Chapter 10: The Goddess Watches
Chapter 10 pulls back to the Goddess again. She’s watching from her citadel, and we learn something important: she planned this. She maneuvered her champions toward Idman’s Well. This waterhole isn’t random. It’s connected to Uskban’s ancestor.
And there’s more. The Goddess has a priestess at the well. Her name is Izme-Lal, and she’s there for a specific purpose. She’s supposed to turn Uskban’s thoughts toward his destiny. To remind him of who he is and what he’s supposed to become.
So this desperate scramble for water? It’s actually a cosmic setup. The Goddess is pushing her pieces into position. Sandy and the others think they’re making survival decisions. They are. But they’re also walking right into a divine plan.

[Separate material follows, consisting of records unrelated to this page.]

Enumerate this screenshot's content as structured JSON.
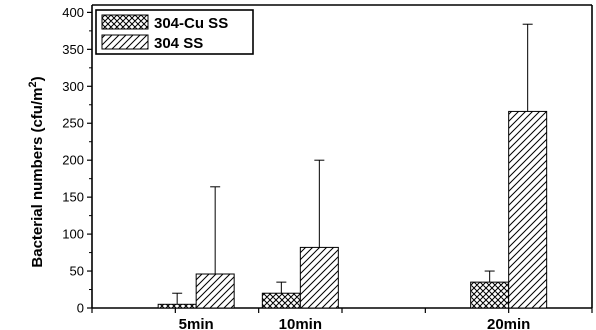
{
  "chart_data": {
    "type": "bar",
    "categories": [
      "5min",
      "10min",
      "20min"
    ],
    "x": [
      5,
      10,
      20
    ],
    "series": [
      {
        "name": "304-Cu SS",
        "values": [
          5,
          20,
          35
        ],
        "error": [
          15,
          15,
          15
        ],
        "pattern": "crosshatch"
      },
      {
        "name": "304 SS",
        "values": [
          46,
          82,
          266
        ],
        "error": [
          118,
          118,
          118
        ],
        "pattern": "diagonal"
      }
    ],
    "title": "",
    "xlabel": "",
    "ylabel": "Bacterial numbers (cfu/m",
    "ylabel_superscript": "2",
    "ylabel_close": ")",
    "ylim": [
      0,
      410
    ],
    "yticks": [
      0,
      50,
      100,
      150,
      200,
      250,
      300,
      350,
      400
    ],
    "legend_position": "top-left",
    "grid": false,
    "colors": {
      "axis": "#000000",
      "fill": "#ffffff",
      "hatch": "#000000"
    }
  }
}
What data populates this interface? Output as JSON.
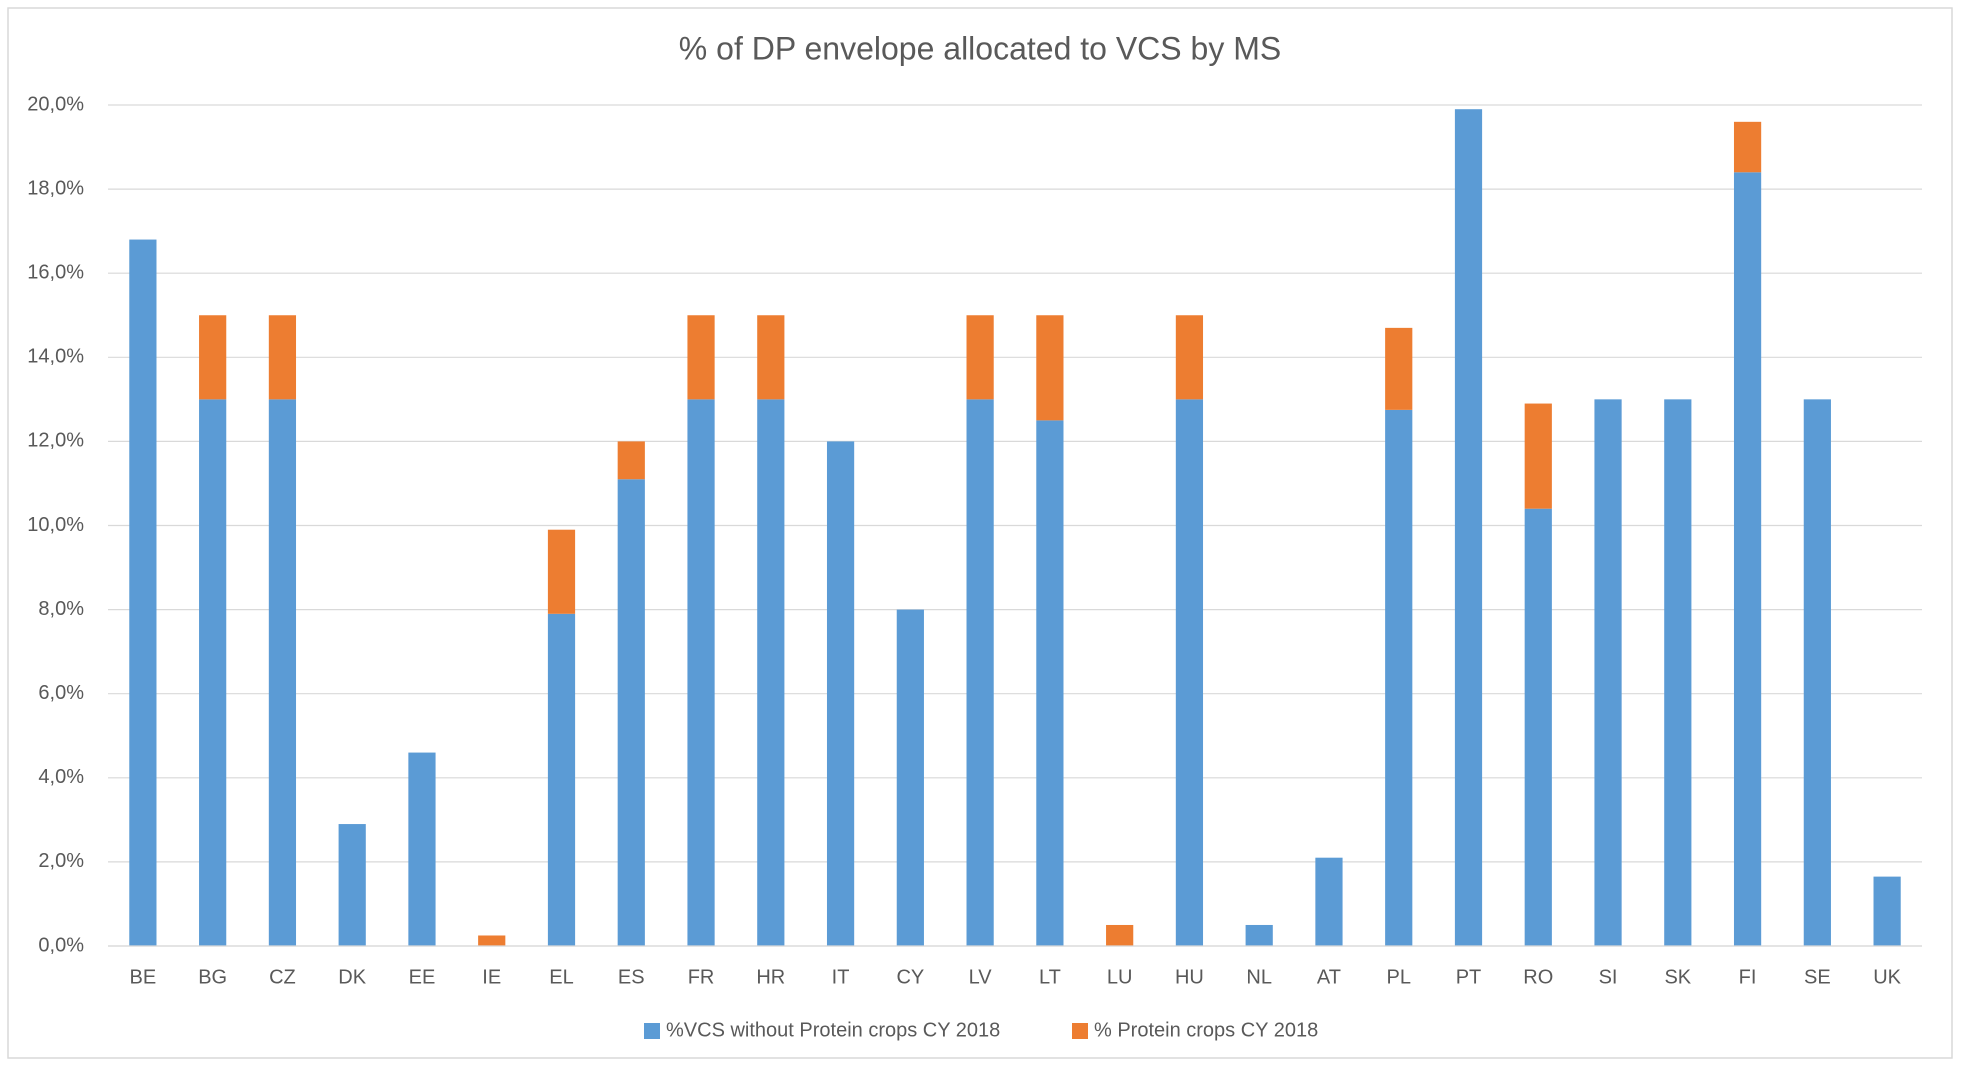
{
  "chart_data": {
    "type": "stacked_bar",
    "title": "% of DP envelope allocated to VCS by MS",
    "categories": [
      "BE",
      "BG",
      "CZ",
      "DK",
      "EE",
      "IE",
      "EL",
      "ES",
      "FR",
      "HR",
      "IT",
      "CY",
      "LV",
      "LT",
      "LU",
      "HU",
      "NL",
      "AT",
      "PL",
      "PT",
      "RO",
      "SI",
      "SK",
      "FI",
      "SE",
      "UK"
    ],
    "series": [
      {
        "name": "%VCS without Protein crops CY 2018",
        "color": "#5b9bd5",
        "values": [
          16.8,
          13,
          13,
          2.9,
          4.6,
          0,
          7.9,
          11.1,
          13,
          13,
          12,
          8,
          13,
          12.5,
          0,
          13,
          0.5,
          2.1,
          12.75,
          19.9,
          10.4,
          13,
          13,
          18.4,
          13,
          1.65
        ]
      },
      {
        "name": "% Protein crops CY 2018",
        "color": "#ed7d31",
        "values": [
          0,
          2,
          2,
          0,
          0,
          0.25,
          2,
          0.9,
          2,
          2,
          0,
          0,
          2,
          2.5,
          0.5,
          2,
          0,
          0,
          1.95,
          0,
          2.5,
          0,
          0,
          1.2,
          0,
          0
        ]
      }
    ],
    "ylim": [
      0,
      20
    ],
    "yticks": [
      {
        "value": 0,
        "label": "0,0%"
      },
      {
        "value": 2,
        "label": "2,0%"
      },
      {
        "value": 4,
        "label": "4,0%"
      },
      {
        "value": 6,
        "label": "6,0%"
      },
      {
        "value": 8,
        "label": "8,0%"
      },
      {
        "value": 10,
        "label": "10,0%"
      },
      {
        "value": 12,
        "label": "12,0%"
      },
      {
        "value": 14,
        "label": "14,0%"
      },
      {
        "value": 16,
        "label": "16,0%"
      },
      {
        "value": 18,
        "label": "18,0%"
      },
      {
        "value": 20,
        "label": "20,0%"
      }
    ],
    "grid": true,
    "legend": "bottom"
  }
}
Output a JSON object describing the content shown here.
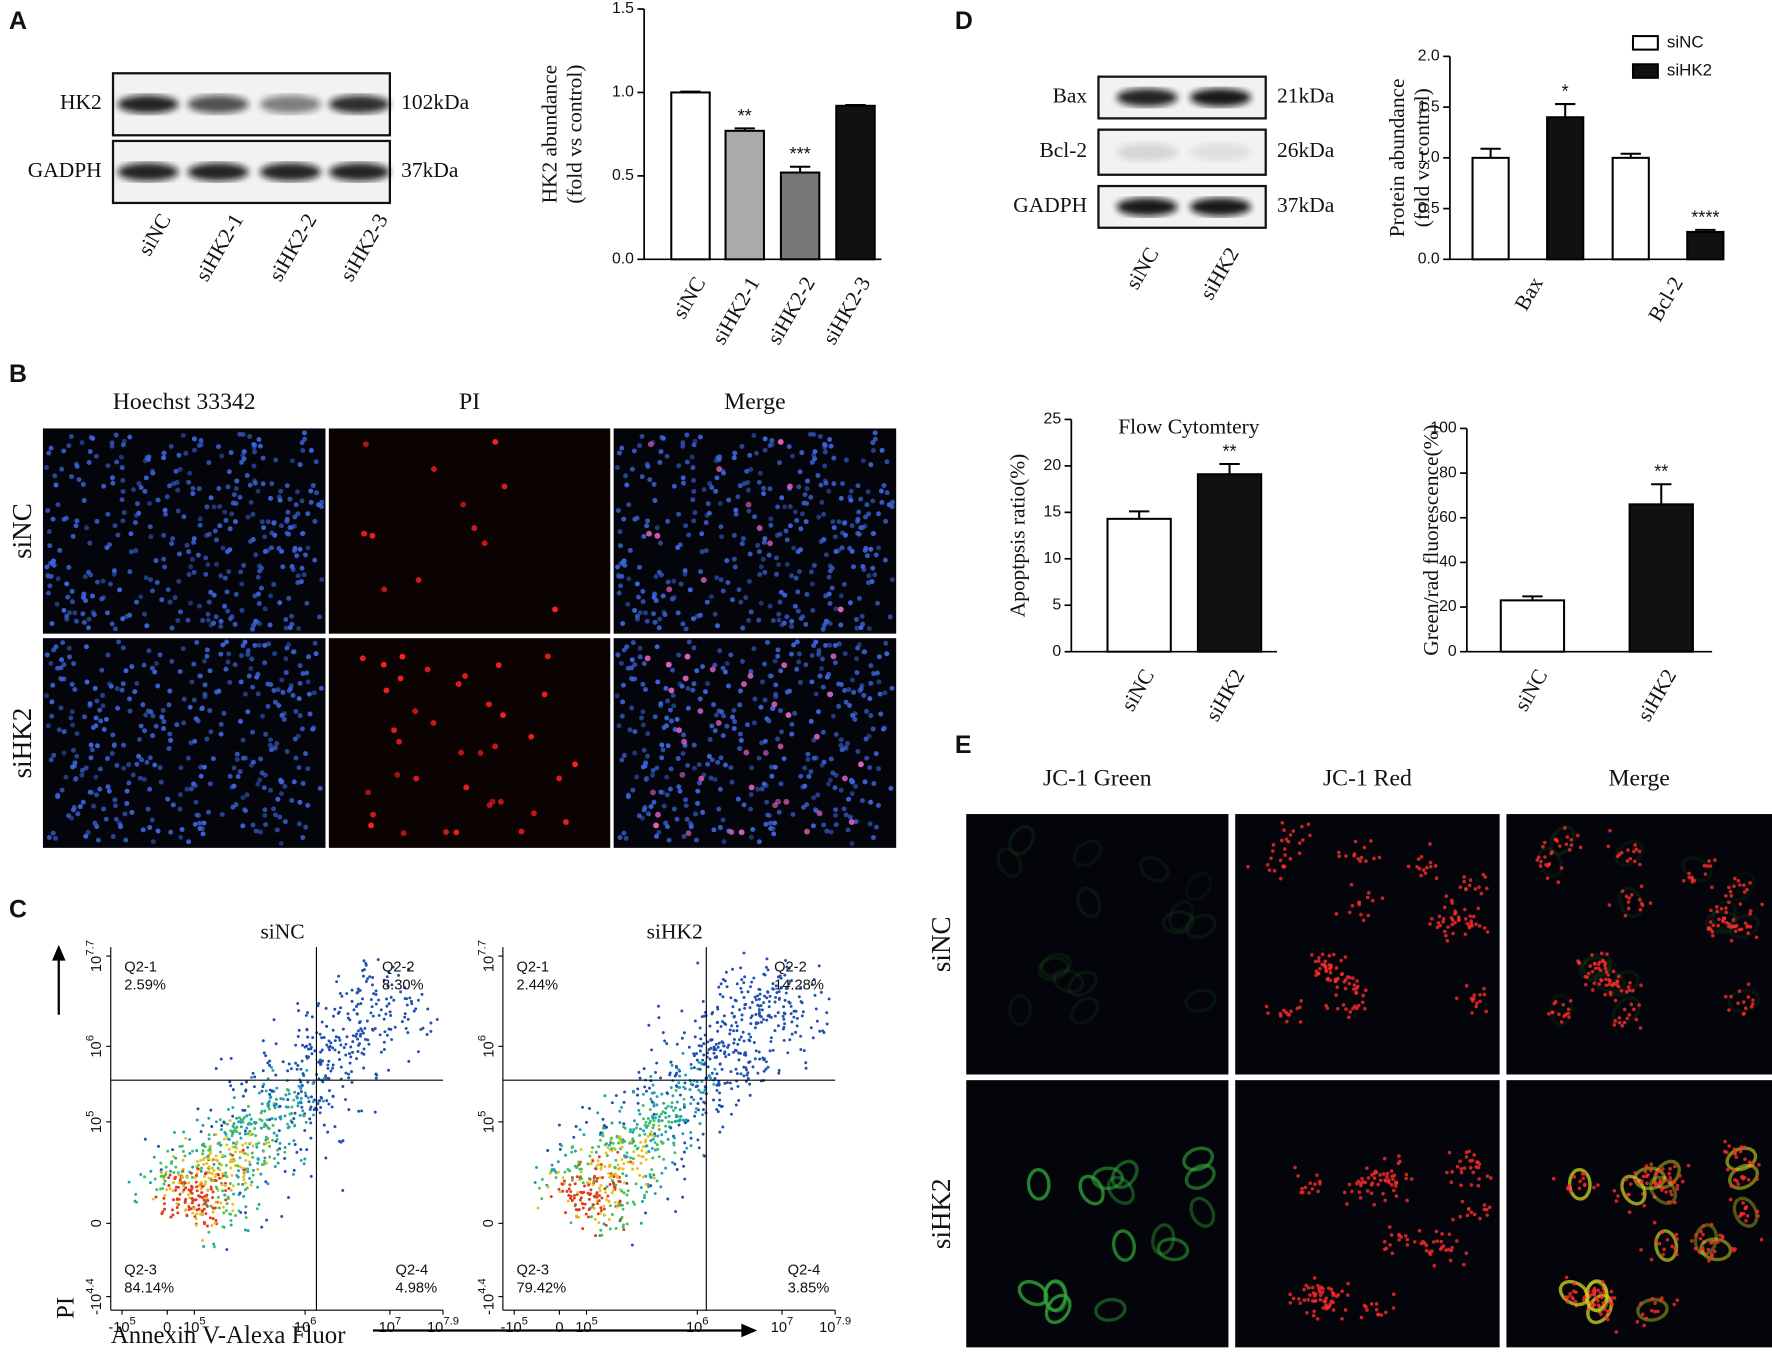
{
  "panel_labels": [
    "A",
    "B",
    "C",
    "D",
    "E"
  ],
  "blots": [
    {
      "rows": [
        "HK2",
        "GADPH"
      ],
      "sizes": [
        "102kDa",
        "37kDa"
      ],
      "lanes": [
        "siNC",
        "siHK2-1",
        "siHK2-2",
        "siHK2-3"
      ]
    },
    {
      "rows": [
        "Bax",
        "Bcl-2",
        "GADPH"
      ],
      "sizes": [
        "21kDa",
        "26kDa",
        "37kDa"
      ],
      "lanes": [
        "siNC",
        "siHK2"
      ]
    }
  ],
  "microscopy": [
    {
      "columns": [
        "Hoechst 33342",
        "PI",
        "Merge"
      ],
      "rows": [
        "siNC",
        "siHK2"
      ]
    },
    {
      "columns": [
        "JC-1  Green",
        "JC-1 Red",
        "Merge"
      ],
      "rows": [
        "siNC",
        "siHK2"
      ]
    }
  ],
  "flow_cytometry": {
    "y_label": "PI",
    "x_label": "Annexin V-Alexa Fluor",
    "y_ticks": [
      {
        "base": "10",
        "exp": "7.7"
      },
      {
        "base": "10",
        "exp": "6"
      },
      {
        "base": "10",
        "exp": "5"
      },
      "0",
      {
        "base": "-10",
        "exp": "4.4"
      }
    ],
    "x_ticks": [
      {
        "base": "-10",
        "exp": "5"
      },
      "0",
      {
        "base": "10",
        "exp": "5"
      },
      {
        "base": "10",
        "exp": "6"
      },
      {
        "base": "10",
        "exp": "7"
      },
      {
        "base": "10",
        "exp": "7.9"
      }
    ],
    "plots": [
      {
        "title": "siNC",
        "quadrants": [
          {
            "name": "Q2-1",
            "percent": "2.59%"
          },
          {
            "name": "Q2-2",
            "percent": "8.30%"
          },
          {
            "name": "Q2-3",
            "percent": "84.14%"
          },
          {
            "name": "Q2-4",
            "percent": "4.98%"
          }
        ]
      },
      {
        "title": "siHK2",
        "quadrants": [
          {
            "name": "Q2-1",
            "percent": "2.44%"
          },
          {
            "name": "Q2-2",
            "percent": "14.28%"
          },
          {
            "name": "Q2-3",
            "percent": "79.42%"
          },
          {
            "name": "Q2-4",
            "percent": "3.85%"
          }
        ]
      }
    ]
  },
  "chart_data": [
    {
      "type": "bar",
      "y_label": [
        "HK2 abundance",
        "(fold vs control)"
      ],
      "categories": [
        "siNC",
        "siHK2-1",
        "siHK2-2",
        "siHK2-3"
      ],
      "values": [
        1.0,
        0.77,
        0.52,
        0.92
      ],
      "errors": [
        0.005,
        0.015,
        0.035,
        0.005
      ],
      "colors": [
        "#ffffff",
        "#aaaaaa",
        "#777777",
        "#111111"
      ],
      "annotations": [
        null,
        "**",
        "***",
        null
      ],
      "ylim": [
        0,
        1.5
      ],
      "yticks": [
        {
          "value": 0,
          "label": "0.0"
        },
        {
          "value": 0.5,
          "label": "0.5"
        },
        {
          "value": 1,
          "label": "1.0"
        },
        {
          "value": 1.5,
          "label": "1.5"
        }
      ]
    },
    {
      "type": "grouped_bar",
      "y_label": [
        "Protein abundance",
        "(fold vs control)"
      ],
      "categories": [
        "Bax",
        "Bcl-2"
      ],
      "series": [
        {
          "name": "siNC",
          "color": "#ffffff",
          "values": [
            1.0,
            1.0
          ],
          "errors": [
            0.09,
            0.04
          ],
          "annotations": [
            null,
            null
          ]
        },
        {
          "name": "siHK2",
          "color": "#111111",
          "values": [
            1.4,
            0.27
          ],
          "errors": [
            0.13,
            0.02
          ],
          "annotations": [
            "*",
            "****"
          ]
        }
      ],
      "ylim": [
        0,
        2
      ],
      "yticks": [
        {
          "value": 0,
          "label": "0.0"
        },
        {
          "value": 0.5,
          "label": "0.5"
        },
        {
          "value": 1,
          "label": "1.0"
        },
        {
          "value": 1.5,
          "label": "1.5"
        },
        {
          "value": 2,
          "label": "2.0"
        }
      ],
      "legend": "top-right"
    },
    {
      "type": "bar",
      "title": "Flow Cytomtery",
      "y_label": "Apoptpsis  ratio(%)",
      "categories": [
        "siNC",
        "siHK2"
      ],
      "values": [
        14.3,
        19.1
      ],
      "errors": [
        0.8,
        1.1
      ],
      "colors": [
        "#ffffff",
        "#111111"
      ],
      "annotations": [
        null,
        "**"
      ],
      "ylim": [
        0,
        25
      ],
      "yticks": [
        0,
        5,
        10,
        15,
        20,
        25
      ]
    },
    {
      "type": "bar",
      "y_label": "Green/rad fluorescence(%)",
      "categories": [
        "siNC",
        "siHK2"
      ],
      "values": [
        23,
        66
      ],
      "errors": [
        1.8,
        9
      ],
      "colors": [
        "#ffffff",
        "#111111"
      ],
      "annotations": [
        null,
        "**"
      ],
      "ylim": [
        0,
        100
      ],
      "yticks": [
        0,
        20,
        40,
        60,
        80,
        100
      ]
    }
  ]
}
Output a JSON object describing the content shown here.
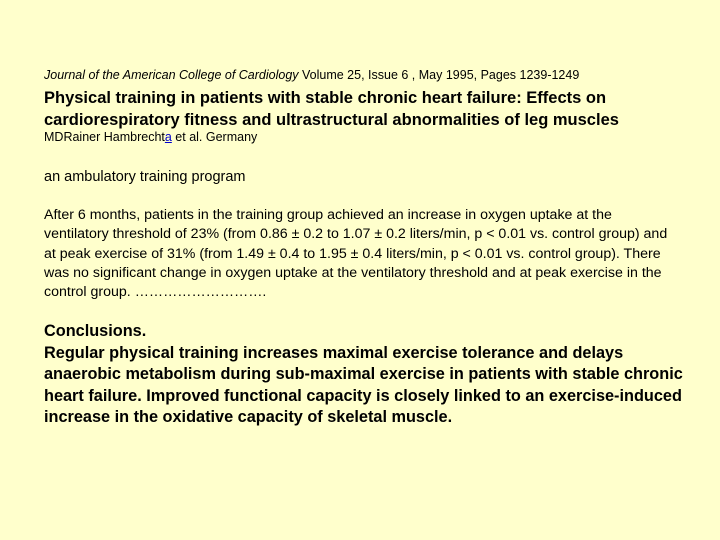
{
  "citation": {
    "journal": "Journal of the American College of Cardiology",
    "details": " Volume 25, Issue 6 , May 1995, Pages 1239-1249"
  },
  "title": "Physical training in patients with stable chronic heart failure: Effects on cardiorespiratory fitness and ultrastructural abnormalities of leg muscles",
  "authors": {
    "prefix": "MDRainer Hambrecht",
    "link": "a",
    "suffix": " et al. Germany"
  },
  "program": "an ambulatory training program",
  "results": "After 6 months, patients in the training group achieved an increase in oxygen uptake at the ventilatory threshold of 23% (from 0.86 ± 0.2 to 1.07 ± 0.2 liters/min, p < 0.01 vs. control group) and at peak exercise of 31% (from 1.49 ± 0.4 to 1.95 ± 0.4 liters/min, p < 0.01 vs. control group). There was no significant change in oxygen uptake at the ventilatory threshold and at peak exercise in the control group. ……………………….",
  "conclusions": {
    "heading": "Conclusions.",
    "body": "Regular physical training increases maximal exercise tolerance and delays anaerobic metabolism during sub-maximal exercise in patients with stable chronic heart failure. Improved functional capacity is closely linked to an exercise-induced increase in the oxidative capacity of skeletal muscle."
  },
  "colors": {
    "background": "#ffffcc",
    "text": "#000000",
    "link": "#0000cc"
  }
}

It’s one of those moments that makes you reconsider everything. Every “random” event in the story might not be random at all. The Goddess is pulling strings behind the scenes.
The Tension of Being Used
There’s something uncomfortable about chapters like this. You root for Sandy and Uskban. You want them to survive. But you also know they’re being manipulated by a Goddess who sees them as pieces on a board.
Is the Goddess good? She’s fighting against the Zalkrings, so probably. But she’s also treating real people like tools. She doesn’t ask permission. She doesn’t explain her plans. She just moves them where she needs them to go.
Aamodt keeps this tension alive throughout the book. The Goddess might be on the right side, but that doesn’t mean she’s nice. And her champions might be heroes, but they didn’t choose to be.
Sandy definitely didn’t choose any of this. He’s just a guy who got pulled into another world and now he’s pretending to be a traveler so he can walk into an enemy camp because a Goddess he doesn’t know about arranged the whole thing.
That’s a lot to process.
But first, he needs water. Everything else can wait.